Bioinformatics Graduate Program, and Department of Biomedical Engineering, Boston University, 44 Cummington Street, Boston, MA 02215, USA.
BMC Bioinformatics. 2012 Mar 23;13:46. doi: 10.1186/1471-2105-13-46.
Identification of active causal regulators is a crucial problem in understanding mechanism of diseases or finding drug targets. Methods that infer causal regulators directly from primary data have been proposed and successfully validated in some cases. These methods necessarily require very large sample sizes or a mix of different data types. Recent studies have shown that prior biological knowledge can successfully boost a method's ability to find regulators.
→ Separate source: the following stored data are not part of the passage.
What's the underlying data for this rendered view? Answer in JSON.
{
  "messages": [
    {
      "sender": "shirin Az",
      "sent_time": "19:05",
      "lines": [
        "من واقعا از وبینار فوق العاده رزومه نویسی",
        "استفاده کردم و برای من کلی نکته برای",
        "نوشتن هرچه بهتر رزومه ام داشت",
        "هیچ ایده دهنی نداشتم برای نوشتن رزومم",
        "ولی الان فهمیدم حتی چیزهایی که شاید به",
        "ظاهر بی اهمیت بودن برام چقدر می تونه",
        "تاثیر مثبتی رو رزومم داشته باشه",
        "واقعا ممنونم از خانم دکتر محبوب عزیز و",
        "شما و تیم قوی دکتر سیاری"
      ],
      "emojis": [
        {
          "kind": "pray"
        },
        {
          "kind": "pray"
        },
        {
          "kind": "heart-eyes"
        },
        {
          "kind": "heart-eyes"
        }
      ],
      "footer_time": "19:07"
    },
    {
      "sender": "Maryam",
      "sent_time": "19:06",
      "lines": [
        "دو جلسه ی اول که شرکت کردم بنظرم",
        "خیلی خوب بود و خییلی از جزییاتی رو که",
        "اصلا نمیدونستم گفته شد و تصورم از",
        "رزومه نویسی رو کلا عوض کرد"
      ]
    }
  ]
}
We present a simple data-driven method, Correlation Set Analysis (CSA), for comprehensively detecting active regulators in disease populations by integrating co-expression analysis and a specific type of literature-derived causal relationships. Instead of investigating the co-expression level between regulators and their regulatees, we focus on coherence of regulatees of a regulator. Using simulated datasets we show that our method performs very well at recovering even weak regulatory relationships with a low false discovery rate. Using three separate real biological datasets we were able to recover well known and as yet undescribed, active regulators for each disease population. The results are represented as a rank-ordered list of regulators, and reveals both single and higher-order regulatory relationships.
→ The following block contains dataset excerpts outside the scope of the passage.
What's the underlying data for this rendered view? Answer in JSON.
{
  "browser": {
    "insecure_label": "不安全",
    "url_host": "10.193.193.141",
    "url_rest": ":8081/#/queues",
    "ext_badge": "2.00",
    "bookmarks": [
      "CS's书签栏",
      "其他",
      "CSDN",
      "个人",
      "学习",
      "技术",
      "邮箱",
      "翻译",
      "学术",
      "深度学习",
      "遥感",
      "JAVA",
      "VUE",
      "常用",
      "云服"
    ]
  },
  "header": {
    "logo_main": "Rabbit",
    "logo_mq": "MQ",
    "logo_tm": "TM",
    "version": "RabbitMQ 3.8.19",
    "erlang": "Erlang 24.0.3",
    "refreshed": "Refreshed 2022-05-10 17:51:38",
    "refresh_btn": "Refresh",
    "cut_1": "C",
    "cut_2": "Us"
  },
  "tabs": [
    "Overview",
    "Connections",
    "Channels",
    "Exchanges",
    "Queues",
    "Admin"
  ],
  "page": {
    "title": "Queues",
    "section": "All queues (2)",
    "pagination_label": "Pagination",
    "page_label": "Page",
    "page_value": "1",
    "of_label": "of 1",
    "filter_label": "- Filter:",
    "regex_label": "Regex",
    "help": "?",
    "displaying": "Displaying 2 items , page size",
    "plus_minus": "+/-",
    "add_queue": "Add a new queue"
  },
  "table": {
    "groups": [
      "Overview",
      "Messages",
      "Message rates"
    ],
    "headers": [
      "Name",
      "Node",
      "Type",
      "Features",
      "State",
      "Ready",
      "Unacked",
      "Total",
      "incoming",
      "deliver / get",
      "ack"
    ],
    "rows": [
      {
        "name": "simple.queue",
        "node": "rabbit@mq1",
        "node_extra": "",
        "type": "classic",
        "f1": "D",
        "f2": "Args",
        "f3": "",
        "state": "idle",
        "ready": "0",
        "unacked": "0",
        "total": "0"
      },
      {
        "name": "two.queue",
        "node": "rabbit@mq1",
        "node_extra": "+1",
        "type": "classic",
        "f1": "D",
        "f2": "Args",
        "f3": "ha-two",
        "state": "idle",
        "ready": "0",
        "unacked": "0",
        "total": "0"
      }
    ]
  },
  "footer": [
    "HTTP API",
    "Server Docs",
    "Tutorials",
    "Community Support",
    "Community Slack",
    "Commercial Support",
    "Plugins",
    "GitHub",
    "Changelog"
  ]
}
CSA is an intuitive data-driven way of selecting directed perturbation experiments that are relevant to a disease population of interest and represent a starting point for further investigation. Our findings demonstrate that combining co-expression analysis on regulatee sets with a literature-derived network can successfully identify causal regulators and help develop possible hypothesis to explain disease progression.
识别活跃的因果调节因子是理解疾病机制或寻找药物靶点的关键问题。已经提出了一些从原始数据中直接推断因果调节因子的方法,并在某些情况下得到了成功验证。这些方法必然需要非常大的样本量或混合不同的数据类型。最近的研究表明,先验的生物学知识可以成功地提高方法发现调节因子的能力。
我们提出了一种简单的数据驱动方法,即相关集分析(CSA),通过整合共表达分析和特定类型的文献衍生因果关系,全面检测疾病人群中的活跃调节因子。我们不是研究调节因子与其调节物之间的共表达水平,而是关注调节因子的调节物的一致性。使用模拟数据集,我们表明我们的方法在以低假发现率恢复甚至较弱的调节关系方面表现非常出色。使用三个独立的真实生物学数据集,我们能够为每个疾病人群恢复已知和尚未描述的活跃调节因子。结果以调节因子的排序列表表示,揭示了单级和更高级别的调节关系。
CSA 是一种直观的数据驱动方法,用于选择与感兴趣的疾病人群相关的定向扰动实验,并为进一步研究提供起点。我们的研究结果表明,将调节物集的共表达分析与文献衍生的网络相结合,可以成功识别因果调节因子,并有助于提出可能的假设来解释疾病进展。